I thought I should do a post on strategies for handling genome-scale data from large experiments. Like many happy novices we rushed in and performed a couple of huge microarray experiments. Now we are trying to compare these against eachother and against strain-differences in in the form of SNPs. To say that this is not trivial is an understatement. In the end we have come up with a couple of strategies that might be useful to others as well. They might seem simple, but they will help you wade through your data, without getting stuck there for too long.
Don't look at untested data for anything but quality control. In most analysis programs it is very easy to just plot a gene by its intensity, either over all samples or by crude difference between group-averages. This is fun, and can give you some idea of what you are looking for. However, there are anything from 20k-30k genes in your dataset and you will not have time to look at all of them and make a reasoned decision. That means that if you pick genes this way you will indeed pick some hits, but not in a systematic way, and that leaves you open to errors. Either of picking a gene where the variation is too large, or that may only be the n+100th gene in your set and not the top one. The point is: You just don't know. The suggestion is to test your genes first, and then use the list of significantly differentially expressed genes to pick your top hits.

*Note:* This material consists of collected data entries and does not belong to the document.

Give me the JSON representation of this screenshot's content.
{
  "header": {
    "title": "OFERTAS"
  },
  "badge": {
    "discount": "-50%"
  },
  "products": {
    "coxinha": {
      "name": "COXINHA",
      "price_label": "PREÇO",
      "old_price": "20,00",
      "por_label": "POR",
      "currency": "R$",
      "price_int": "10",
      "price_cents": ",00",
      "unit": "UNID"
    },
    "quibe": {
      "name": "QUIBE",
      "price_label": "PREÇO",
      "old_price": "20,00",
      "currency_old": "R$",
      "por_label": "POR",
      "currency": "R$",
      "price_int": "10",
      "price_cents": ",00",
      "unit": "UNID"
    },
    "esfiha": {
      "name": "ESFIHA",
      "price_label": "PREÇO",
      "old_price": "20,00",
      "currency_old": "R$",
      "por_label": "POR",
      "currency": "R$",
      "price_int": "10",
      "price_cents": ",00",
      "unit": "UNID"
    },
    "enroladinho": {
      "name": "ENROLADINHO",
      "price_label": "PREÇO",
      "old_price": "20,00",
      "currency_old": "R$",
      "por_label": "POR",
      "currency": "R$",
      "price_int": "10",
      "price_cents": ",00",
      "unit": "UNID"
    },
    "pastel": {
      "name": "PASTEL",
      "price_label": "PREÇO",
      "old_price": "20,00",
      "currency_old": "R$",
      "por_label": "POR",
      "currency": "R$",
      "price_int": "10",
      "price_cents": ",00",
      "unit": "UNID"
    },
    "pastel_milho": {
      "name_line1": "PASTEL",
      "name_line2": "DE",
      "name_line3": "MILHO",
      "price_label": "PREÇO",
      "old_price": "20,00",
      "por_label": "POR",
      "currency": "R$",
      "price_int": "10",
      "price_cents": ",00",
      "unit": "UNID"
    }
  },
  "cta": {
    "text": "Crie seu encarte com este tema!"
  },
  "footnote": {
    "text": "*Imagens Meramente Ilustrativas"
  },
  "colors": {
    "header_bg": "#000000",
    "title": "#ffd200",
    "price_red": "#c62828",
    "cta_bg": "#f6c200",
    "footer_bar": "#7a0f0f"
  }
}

Consider doing a single comparison across several groups. If you have run a large experiment, with several groups (where several is anything from four to whatever). It is a chore to keep track of which genes were significant in which comparison, and even more to then pick a small number of genes to validate that are somehow representative across groups. So, try to pool your data by phenotype. If you have one group where something happens and lots of different controls. Just pool the controls and do a single comparison. That will give you just one list and make your selection process much easier.

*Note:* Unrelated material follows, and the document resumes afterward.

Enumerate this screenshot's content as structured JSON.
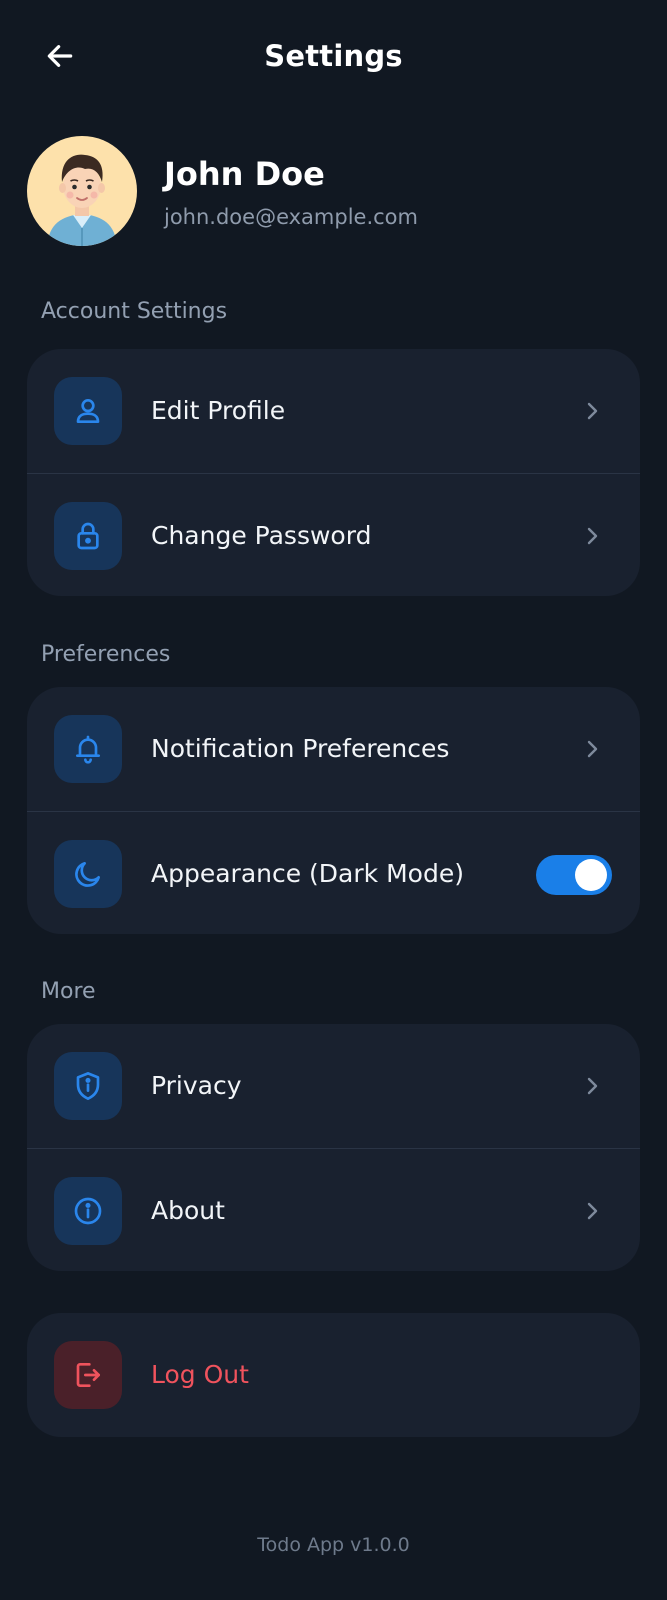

When comparing experiments, use rankings. So, now you have a list, or several if pooling didn't make sense. Now you have to find your top candidates for validation. It is then helpful to use rankings. The easiest (and often quite accurate) way is to rank by average difference between groups (that would be your fold-change or log-ratio). If you have just one list, then you are done. If you have two, or several lists, then you can order your lists by rank-sum or rank-product. The rank-sum is a kind method that gives you some hits even if a gene is poorly-ranked (high number) in one of your groups. The rank product will pronounce those that are highly-ranked in all lists. Then you have the very particular rank-difference and rank-ratio. These may be very interesting if you have two experiments with wildly different phenotypes, but that you can not compare directly. If a gene is ranked in the top 10 in one experiment and 7815th in the other, it may be a very interesting gene and will then be ranked highly by the rank-difference or ratio.